Even with the war yet to be won, the Bush administration is trying to impose Rumsfeld's military model on postwar Iraq, handing power to the Defense Department while marginalizing Colin Powell's State Department, not to mention the United Nations. The indefatigable Powell is of course fighting back, but Democrats need to speak out against the Pentagon power grab. Meanwhile, another military leader marginalized by Rumsfeld, Army chief of staff Eric Shinseki, told Congress it would take hundreds of thousands of troops to occupy Iraq after the war, and was slapped by deputy Paul Wolfowitz as "wildly off the mark." The cakewalk conservatives' arrogance about the war will be extended to the peace, whenever it comes, and they deserve to be fought at every opportunity.
Some Democrats still insist silence is politically wise. "Democrats don't need to do any criticism of the Bush administration right now," consultant Jenny Backus told the Times. "The unnamed generals are doing that job for us." But top Democrats have been preaching silence as strategy since before the midterm elections, and the party's shellacking at the polls cost them all credibility. Americans won't let them sit this fight out. Yes, Democrats must choose their words carefully, they should critique the president fairly and cogently, they should always think about the impact of their words on the troops.
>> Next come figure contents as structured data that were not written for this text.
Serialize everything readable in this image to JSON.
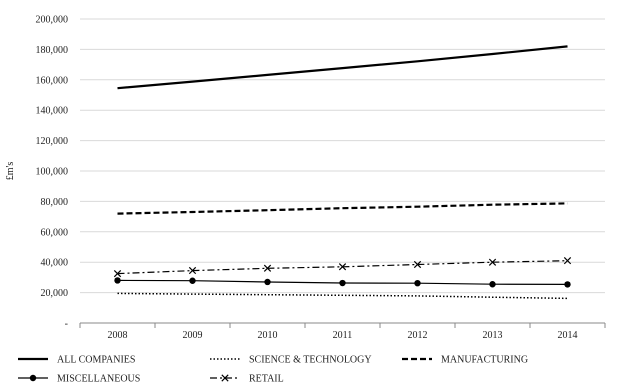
{
  "chart_data": {
    "type": "line",
    "title": "",
    "xlabel": "",
    "ylabel": "£m's",
    "categories": [
      "2008",
      "2009",
      "2010",
      "2011",
      "2012",
      "2013",
      "2014"
    ],
    "ylim": [
      0,
      200000
    ],
    "yticks": [
      0,
      20000,
      40000,
      60000,
      80000,
      100000,
      120000,
      140000,
      160000,
      180000,
      200000
    ],
    "ytick_labels": [
      "-",
      "20,000",
      "40,000",
      "60,000",
      "80,000",
      "100,000",
      "120,000",
      "140,000",
      "160,000",
      "180,000",
      "200,000"
    ],
    "grid": true,
    "legend_position": "bottom",
    "series": [
      {
        "name": "ALL COMPANIES",
        "style": "solid-thick",
        "marker": "none",
        "values": [
          154500,
          158800,
          163200,
          167700,
          172200,
          177000,
          182000
        ]
      },
      {
        "name": "SCIENCE & TECHNOLOGY",
        "style": "dotted",
        "marker": "none",
        "values": [
          19500,
          19000,
          18600,
          18200,
          17800,
          17000,
          16200
        ]
      },
      {
        "name": "MANUFACTURING",
        "style": "dashed",
        "marker": "none",
        "values": [
          72000,
          73000,
          74200,
          75500,
          76500,
          77800,
          78700
        ]
      },
      {
        "name": "MISCELLANEOUS",
        "style": "solid",
        "marker": "circle",
        "values": [
          28000,
          27800,
          27000,
          26300,
          26200,
          25500,
          25400
        ]
      },
      {
        "name": "RETAIL",
        "style": "dashdot",
        "marker": "x",
        "values": [
          32500,
          34500,
          36000,
          37000,
          38500,
          40000,
          41000
        ]
      }
    ],
    "colors": {
      "line": "#000000",
      "grid": "#d9d9d9",
      "axis": "#888888"
    }
  }
}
But the GOP attack dogs will come after them whatever they do.
In a dishonest piece of writing in the Weekly Standard this week, "The War for Liberalism," cakewalk conservative William Kristol described the Democrats as divided between brave "Dick Gephardt liberals," the "patriots" who back the war-supporting former minority leader, and the despicable "Dominique de Villepin left," -- there's the French slur again, after the foreign minister who led the U.N. opposition to Bush's war -- whose adherents "hate conservatives with a passion that seems to burn brighter than their love of America, and so, like M. de Villepin, they can barely bring themselves to call for an American victory." And though Kristol's list of de Villipin leftists is short on names, one of the handful he includes is Nancy Pelosi -- despite her vote "in support and appreciation" of Bush's conduct of the war.
Kristol is wrong: Most war critics still hope for an American victory, one that results in as little loss of life and as much freedom for Iraqis as possible. But it's already clear that he and his neocon friends designed a war that wouldn't ensure we could do either, and they and their war deserve criticism. There will be a reckoning for bullies like Kristol, and all the pampered, pink-cheeked scions of no-sacrifice who sold this war dishonestly. Yet I fear there will be a lot more Iraqis and Americans dead before that day comes.